As further described in Item 6 of the Schedule 13D, the options are
only exercisable upon the registration by the Issuer of the Common Shares
issuable upon the exercise of such options.
The 2,879,812 Common Shares that the Reporting Person may be deemed to
beneficially own would, as of July 29, 2010, constitute approximately
1.8% of the Issuers outstanding Common Shares. The Reporting Person has sole voting power
and sole dispositive power over any Common Shares that it may be deemed to
beneficially own.
(ii) As
a manager of the Reporting Person, each of the Managers has shared voting
power and shared dispositive power with respect to any Common Shares that the
Reporting Person may be deemed to beneficially own and, as such, each may be
deemed to beneficially own such shares. Each such individual disclaims
beneficial ownership of such Common Shares.

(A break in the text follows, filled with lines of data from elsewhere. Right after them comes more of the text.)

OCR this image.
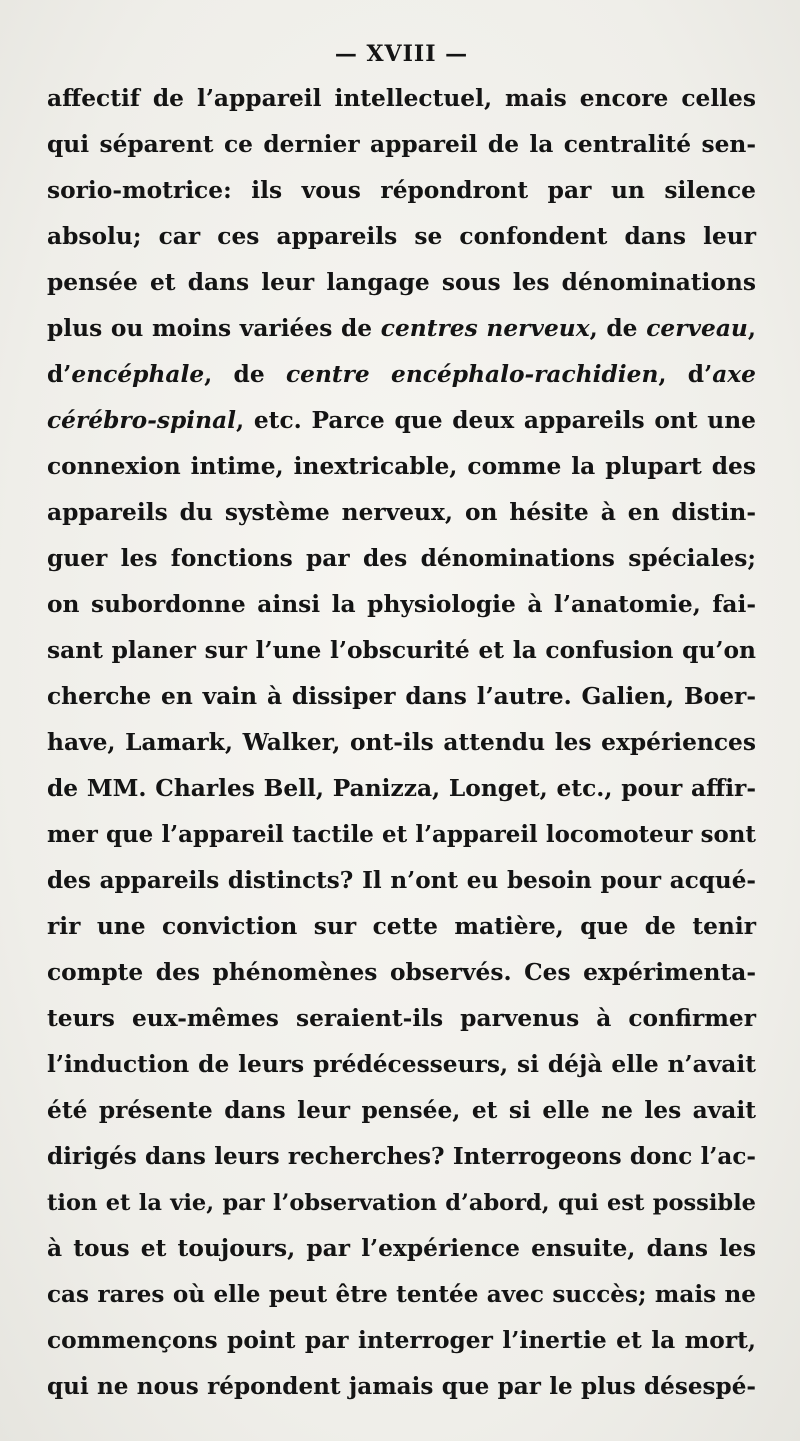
— XVIII —
affectif de l’appareil intellectuel, mais encore celles
qui séparent ce dernier appareil de la centralité sen-
sorio-motrice: ils vous répondront par un silence
absolu; car ces appareils se confondent dans leur
pensée et dans leur langage sous les dénominations
plus ou moins variées de centres nerveux, de cerveau,
d’encéphale, de centre encéphalo-rachidien, d’axe
cérébro-spinal, etc. Parce que deux appareils ont une
connexion intime, inextricable, comme la plupart des
appareils du système nerveux, on hésite à en distin-
guer les fonctions par des dénominations spéciales;
on subordonne ainsi la physiologie à l’anatomie, fai-
sant planer sur l’une l’obscurité et la confusion qu’on
cherche en vain à dissiper dans l’autre. Galien, Boer-
have, Lamark, Walker, ont-ils attendu les expériences
de MM. Charles Bell, Panizza, Longet, etc., pour affir-
mer que l’appareil tactile et l’appareil locomoteur sont
des appareils distincts? Il n’ont eu besoin pour acqué-
rir une conviction sur cette matière, que de tenir
compte des phénomènes observés. Ces expérimenta-
teurs eux-mêmes seraient-ils parvenus à confirmer
l’induction de leurs prédécesseurs, si déjà elle n’avait
été présente dans leur pensée, et si elle ne les avait
dirigés dans leurs recherches? Interrogeons donc l’ac-
tion et la vie, par l’observation d’abord, qui est possible
à tous et toujours, par l’expérience ensuite, dans les
cas rares où elle peut être tentée avec succès; mais ne
commençons point par interroger l’inertie et la mort,
qui ne nous répondent jamais que par le plus désespé-
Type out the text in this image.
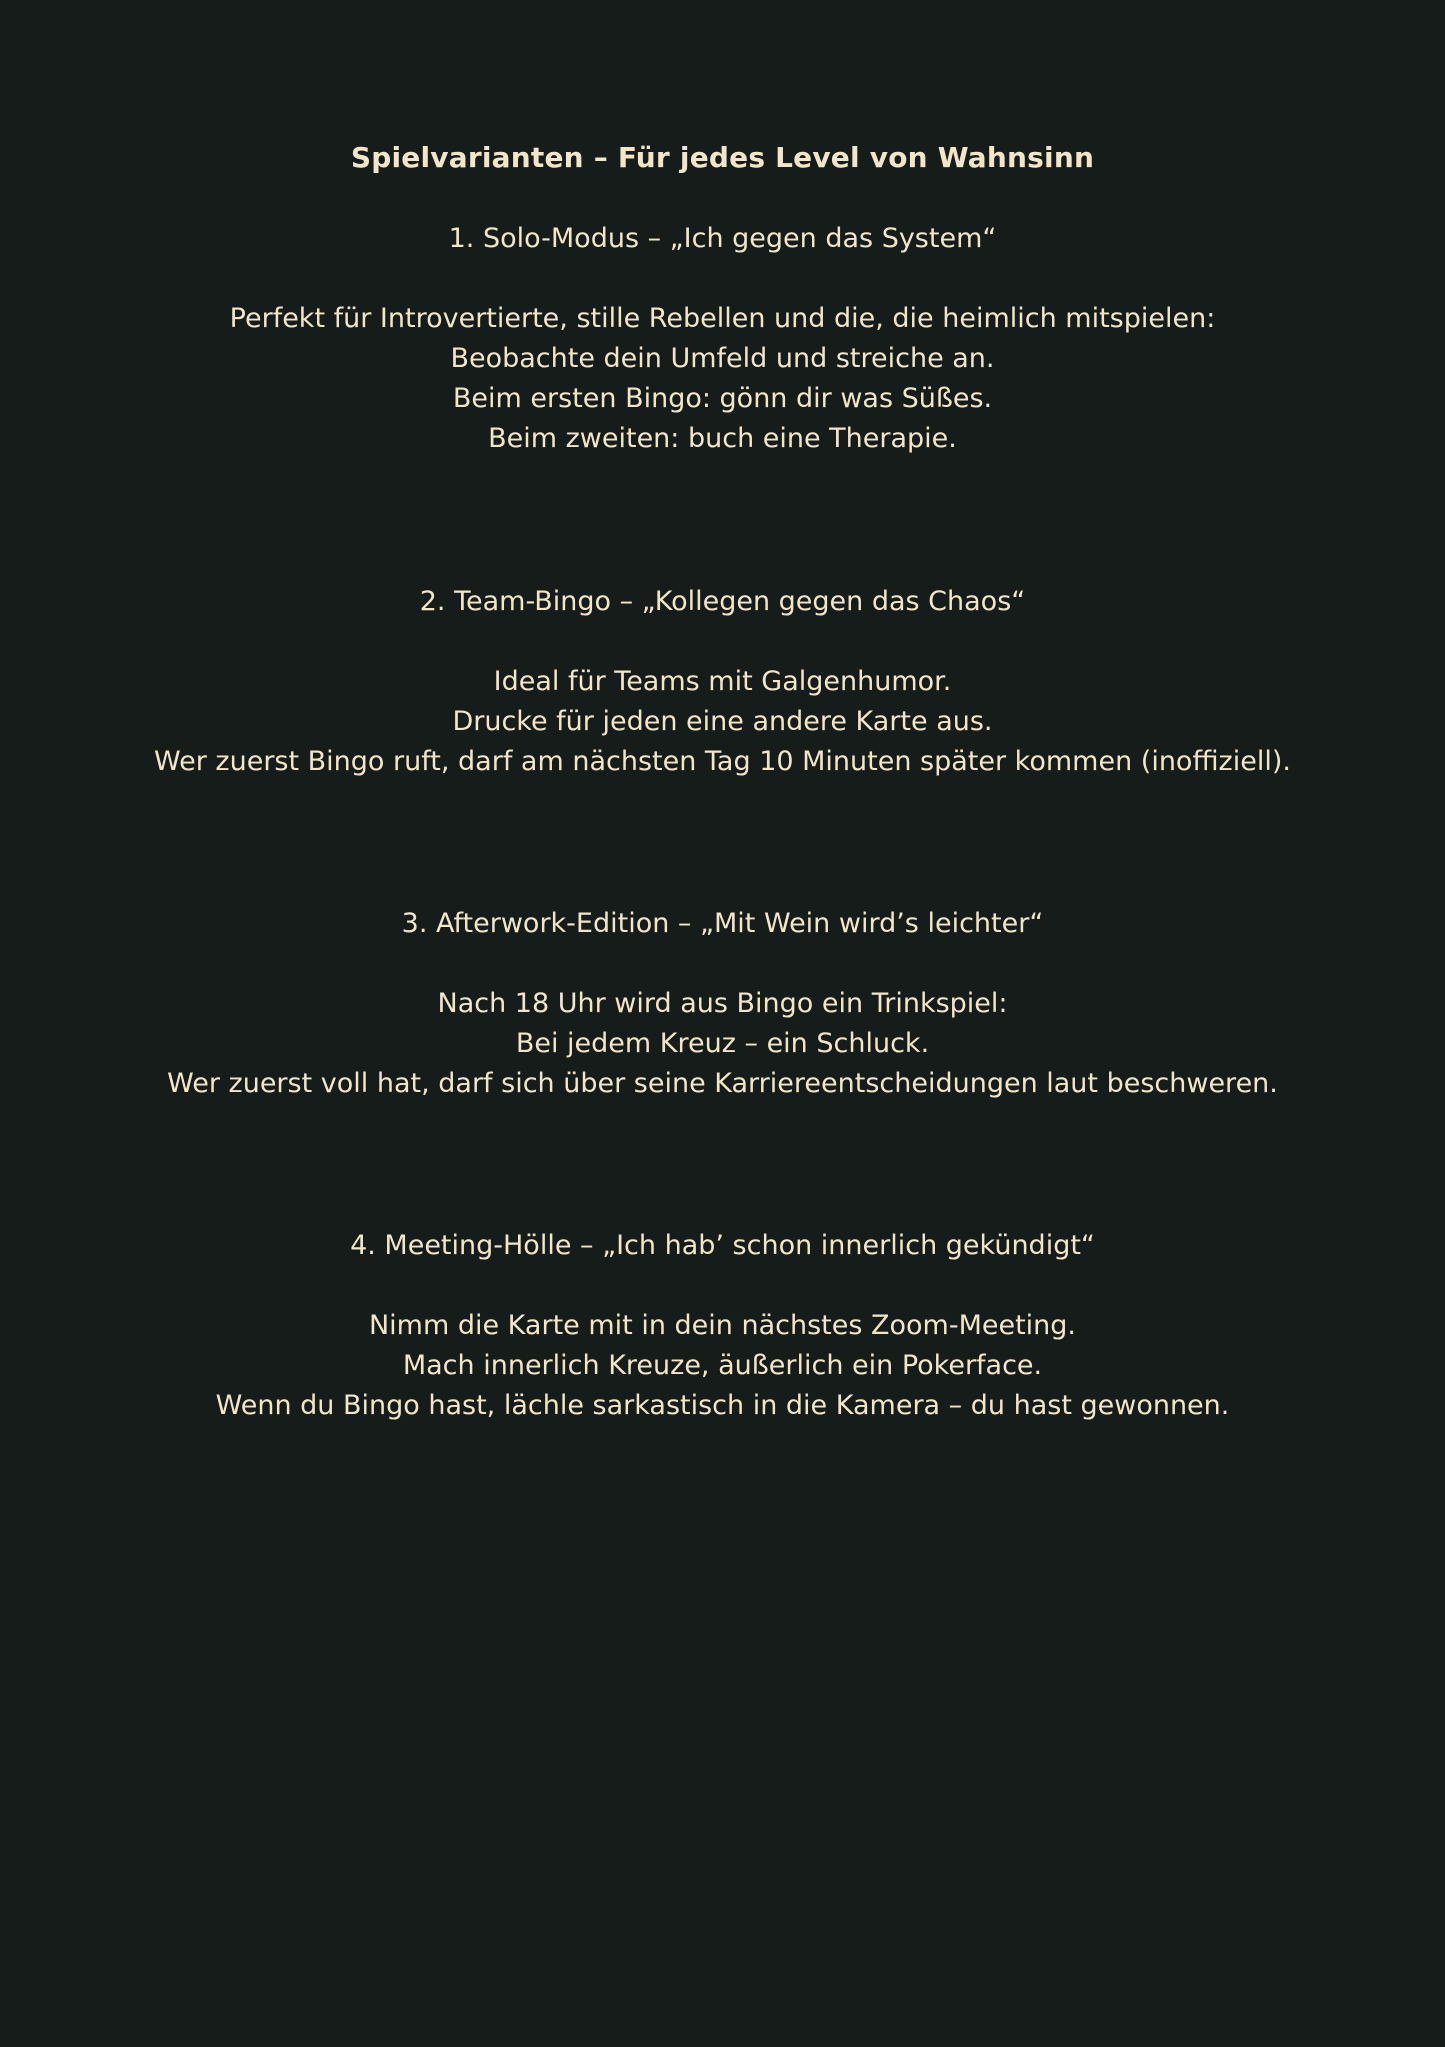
Spielvarianten – Für jedes Level von Wahnsinn

1. Solo-Modus – „Ich gegen das System“

Perfekt für Introvertierte, stille Rebellen und die, die heimlich mitspielen:
Beobachte dein Umfeld und streiche an.
Beim ersten Bingo: gönn dir was Süßes.
Beim zweiten: buch eine Therapie.

2. Team-Bingo – „Kollegen gegen das Chaos“

Ideal für Teams mit Galgenhumor.
Drucke für jeden eine andere Karte aus.
Wer zuerst Bingo ruft, darf am nächsten Tag 10 Minuten später kommen (inoffiziell).

3. Afterwork-Edition – „Mit Wein wird’s leichter“

Nach 18 Uhr wird aus Bingo ein Trinkspiel:
Bei jedem Kreuz – ein Schluck.
Wer zuerst voll hat, darf sich über seine Karriereentscheidungen laut beschweren.

4. Meeting-Hölle – „Ich hab’ schon innerlich gekündigt“

Nimm die Karte mit in dein nächstes Zoom-Meeting.
Mach innerlich Kreuze, äußerlich ein Pokerface.
Wenn du Bingo hast, lächle sarkastisch in die Kamera – du hast gewonnen.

Neither the filing of this Schedule 13D nor any of its contents shall
be deemed to constitute an admission that any of the Managers is the
beneficial owner of the Common Shares referred to herein for purposes of
Section 13(d) of the Act or for any other purpose, and such
beneficial ownership is expressly disclaimed.
(c) During
the period from March 9, 2010 to June 12, 2010, the Reporting
Person effected sales of, in the aggregate, 1,567,217 Common Shares, which
constituted less than 1% of the Issuers outstanding Common Shares, on behalf
of certain KKR Employees. On August 11,
2010, the Reporting Person distributed 8,594,203 Common Shares in the
aggregate to certain KKR Employees on a pro rata basis based on their
respective limited liability company interests in the Reporting Person. Additionally, on August 13, 2010, the
Reporting Person sold 112,635 Common Shares, which represented the pro rata
interest of certain foreign-based KKR Employees. The sales were effected by
broker transactions at an average price per share of $8.43, the proceeds of
which were distributed to such foreign-based KKR Employees on a pro rata
basis based on their limited liability company interests in the Reporting
Person.
(e) As
of August 11, 2010, the Reporting Person ceased to beneficially own of
more than 5% of the Issuers outstanding Common Shares. After giving effect to the distribution
described in paragraph (c) of this Item 5, no individual KKR Employee
receiving Common Shares in the distribution beneficially owns more than five
percent of the Issuers Common Shares outstanding.